The chief executive of Silicon Motion said that PCIe 6.0 SSDs for consumer PCs will not become a reality till 2030. Therefore, PCIe 5.0 x4 drives will probably remain the best SSDs to buy for your rig for quite a while.
Back in the day, GPUs and solid-state drives for enthusiast PCs would adopt new iterations of the PCIe interface almost immediately after the specification's release. However, the complexity of PCIe 6.0 implementation has slowed down its adoption by both enterprise and client applications.
Costs and the lack of interoperability tests by PCI-SIG (for now) are among the significant reasons behind not adopting the PCIe 6.0 interface for the client PC market.
As PCIe data rates increase, signal loss, noise, and impedance reduce the allowable copper trace length between the root complex and endpoints. At 16 GT/s (PCIe 4.0), traces can reach up to 11 inches with a 28 dB loss budget, but at 64 GT/s (PCIe 6.0), this drops to 3.4 inches with a 32 dB budget, depending on PCB materials and conditions, according to an Astera Labs presentation.
While such lengths and loss budget may suffice for SSDs in laptop PCs, especially assuming that they use low-loss materials for interconnections (which increases pricing), they may be inadequate for connecting graphics cards on an ATX motherboard, given their complexity nowadays, especially using now-common riser cards for enthusiast-grade PCs that enable placing graphics cards perpendicularly to the PC chassis for everyone to see.

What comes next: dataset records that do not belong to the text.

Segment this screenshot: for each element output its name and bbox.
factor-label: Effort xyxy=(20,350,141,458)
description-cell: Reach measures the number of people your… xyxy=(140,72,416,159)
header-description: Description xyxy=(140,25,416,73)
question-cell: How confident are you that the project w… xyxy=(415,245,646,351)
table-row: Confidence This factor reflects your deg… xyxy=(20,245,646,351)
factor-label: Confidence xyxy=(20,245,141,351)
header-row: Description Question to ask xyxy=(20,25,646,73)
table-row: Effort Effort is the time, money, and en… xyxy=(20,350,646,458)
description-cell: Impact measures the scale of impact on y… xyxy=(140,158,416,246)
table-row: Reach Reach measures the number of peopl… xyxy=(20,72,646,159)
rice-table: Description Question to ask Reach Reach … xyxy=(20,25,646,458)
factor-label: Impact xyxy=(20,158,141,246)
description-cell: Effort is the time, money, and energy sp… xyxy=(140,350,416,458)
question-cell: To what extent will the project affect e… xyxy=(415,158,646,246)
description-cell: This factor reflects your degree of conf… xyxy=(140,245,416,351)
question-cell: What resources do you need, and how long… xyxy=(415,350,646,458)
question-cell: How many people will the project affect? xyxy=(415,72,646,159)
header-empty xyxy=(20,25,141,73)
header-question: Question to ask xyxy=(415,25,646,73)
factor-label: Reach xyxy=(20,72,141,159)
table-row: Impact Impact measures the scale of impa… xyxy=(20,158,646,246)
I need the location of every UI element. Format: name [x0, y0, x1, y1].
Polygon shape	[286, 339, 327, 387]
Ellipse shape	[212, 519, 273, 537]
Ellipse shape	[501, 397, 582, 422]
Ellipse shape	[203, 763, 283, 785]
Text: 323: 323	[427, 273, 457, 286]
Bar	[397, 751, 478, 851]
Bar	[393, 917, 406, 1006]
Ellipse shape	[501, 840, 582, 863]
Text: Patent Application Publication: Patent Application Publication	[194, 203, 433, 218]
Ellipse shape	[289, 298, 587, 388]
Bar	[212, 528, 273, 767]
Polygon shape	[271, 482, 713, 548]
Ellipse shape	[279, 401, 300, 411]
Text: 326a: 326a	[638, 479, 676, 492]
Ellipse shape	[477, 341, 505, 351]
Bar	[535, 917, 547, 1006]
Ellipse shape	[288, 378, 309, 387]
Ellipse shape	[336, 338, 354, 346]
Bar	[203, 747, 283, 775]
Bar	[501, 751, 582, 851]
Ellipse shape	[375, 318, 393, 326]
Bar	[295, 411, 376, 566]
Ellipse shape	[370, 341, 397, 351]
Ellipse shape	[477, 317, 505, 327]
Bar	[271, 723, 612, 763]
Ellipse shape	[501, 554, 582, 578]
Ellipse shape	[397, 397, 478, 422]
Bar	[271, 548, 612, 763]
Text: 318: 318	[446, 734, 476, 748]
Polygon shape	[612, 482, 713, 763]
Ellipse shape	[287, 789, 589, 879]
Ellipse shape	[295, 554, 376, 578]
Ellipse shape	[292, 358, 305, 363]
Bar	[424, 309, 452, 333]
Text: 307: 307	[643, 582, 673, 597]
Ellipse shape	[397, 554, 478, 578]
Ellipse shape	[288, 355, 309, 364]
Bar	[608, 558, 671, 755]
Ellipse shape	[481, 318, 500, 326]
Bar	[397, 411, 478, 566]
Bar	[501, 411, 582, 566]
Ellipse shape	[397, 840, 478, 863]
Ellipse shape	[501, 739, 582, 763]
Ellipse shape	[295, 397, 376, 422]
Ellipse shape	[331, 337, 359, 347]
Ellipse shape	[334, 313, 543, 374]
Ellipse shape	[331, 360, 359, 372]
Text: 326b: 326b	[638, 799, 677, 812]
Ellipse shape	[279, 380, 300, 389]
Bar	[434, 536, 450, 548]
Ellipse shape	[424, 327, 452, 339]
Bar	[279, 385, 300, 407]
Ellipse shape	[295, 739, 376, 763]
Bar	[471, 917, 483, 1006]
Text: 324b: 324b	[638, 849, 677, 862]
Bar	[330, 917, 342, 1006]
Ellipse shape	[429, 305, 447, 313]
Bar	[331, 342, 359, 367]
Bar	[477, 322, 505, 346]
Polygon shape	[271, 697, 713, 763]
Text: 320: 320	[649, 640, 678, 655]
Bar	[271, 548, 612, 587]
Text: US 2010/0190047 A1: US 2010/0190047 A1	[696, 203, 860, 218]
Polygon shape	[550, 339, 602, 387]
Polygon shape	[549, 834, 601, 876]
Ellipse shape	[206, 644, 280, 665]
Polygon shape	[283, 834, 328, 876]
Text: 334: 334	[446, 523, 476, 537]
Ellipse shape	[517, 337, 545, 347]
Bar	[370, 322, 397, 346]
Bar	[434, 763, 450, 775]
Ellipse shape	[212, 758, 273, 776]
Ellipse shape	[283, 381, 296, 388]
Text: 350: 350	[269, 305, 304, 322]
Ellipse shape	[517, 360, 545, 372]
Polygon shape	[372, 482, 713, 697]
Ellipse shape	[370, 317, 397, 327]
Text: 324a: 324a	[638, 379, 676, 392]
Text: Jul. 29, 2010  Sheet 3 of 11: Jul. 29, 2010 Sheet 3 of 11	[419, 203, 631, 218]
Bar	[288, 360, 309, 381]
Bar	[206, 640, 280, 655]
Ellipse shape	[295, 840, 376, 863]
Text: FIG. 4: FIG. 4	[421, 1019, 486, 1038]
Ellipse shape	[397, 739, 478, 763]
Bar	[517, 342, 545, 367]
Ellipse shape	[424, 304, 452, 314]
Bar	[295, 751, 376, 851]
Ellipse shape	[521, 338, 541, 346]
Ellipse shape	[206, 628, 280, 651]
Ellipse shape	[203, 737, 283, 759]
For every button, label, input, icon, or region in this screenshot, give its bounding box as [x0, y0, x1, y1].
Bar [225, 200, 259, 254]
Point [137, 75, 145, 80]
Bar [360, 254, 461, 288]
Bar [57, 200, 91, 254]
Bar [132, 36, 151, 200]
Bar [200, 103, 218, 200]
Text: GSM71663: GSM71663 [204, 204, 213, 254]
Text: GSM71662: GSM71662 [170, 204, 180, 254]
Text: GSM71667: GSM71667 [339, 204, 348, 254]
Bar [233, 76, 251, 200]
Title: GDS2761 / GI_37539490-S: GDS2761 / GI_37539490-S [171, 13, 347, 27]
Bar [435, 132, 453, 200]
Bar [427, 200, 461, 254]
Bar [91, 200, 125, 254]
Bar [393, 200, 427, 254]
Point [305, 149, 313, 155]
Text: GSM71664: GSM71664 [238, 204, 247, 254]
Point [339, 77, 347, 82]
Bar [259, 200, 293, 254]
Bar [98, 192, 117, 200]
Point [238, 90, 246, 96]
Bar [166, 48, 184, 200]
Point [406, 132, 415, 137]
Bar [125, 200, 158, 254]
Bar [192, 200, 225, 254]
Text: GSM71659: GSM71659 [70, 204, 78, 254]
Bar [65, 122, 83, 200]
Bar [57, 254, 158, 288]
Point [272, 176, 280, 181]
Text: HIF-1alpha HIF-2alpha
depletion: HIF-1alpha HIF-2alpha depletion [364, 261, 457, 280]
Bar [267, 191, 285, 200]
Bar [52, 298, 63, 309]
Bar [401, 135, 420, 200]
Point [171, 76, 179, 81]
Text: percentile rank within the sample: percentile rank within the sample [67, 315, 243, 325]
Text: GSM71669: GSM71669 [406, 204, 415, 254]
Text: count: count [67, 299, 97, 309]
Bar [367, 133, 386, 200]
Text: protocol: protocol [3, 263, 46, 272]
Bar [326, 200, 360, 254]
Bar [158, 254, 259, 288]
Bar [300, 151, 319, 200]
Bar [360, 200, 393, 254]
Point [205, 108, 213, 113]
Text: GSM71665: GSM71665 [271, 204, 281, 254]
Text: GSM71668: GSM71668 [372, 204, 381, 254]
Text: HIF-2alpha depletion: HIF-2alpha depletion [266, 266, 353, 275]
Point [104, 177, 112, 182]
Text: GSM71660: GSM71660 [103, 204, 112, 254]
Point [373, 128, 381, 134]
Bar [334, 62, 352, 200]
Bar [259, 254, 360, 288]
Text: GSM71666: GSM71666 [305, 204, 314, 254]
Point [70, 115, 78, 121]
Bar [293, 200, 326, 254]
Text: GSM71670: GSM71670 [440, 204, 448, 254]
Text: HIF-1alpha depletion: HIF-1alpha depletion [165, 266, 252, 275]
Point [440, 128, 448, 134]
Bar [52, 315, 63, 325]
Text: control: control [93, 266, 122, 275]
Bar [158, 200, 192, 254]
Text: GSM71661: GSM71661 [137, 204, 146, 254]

On the data center market, PCIe 6.0 retimers are a straight solution to the issue, but they are too costly for the consumer PC market. Therefore, the client system industry will need to find a way to leverage the additional bandwidth enabled by the new PCIe iterations without relying on high-performance hardware. Without any doubt, it will get there. The only question is when.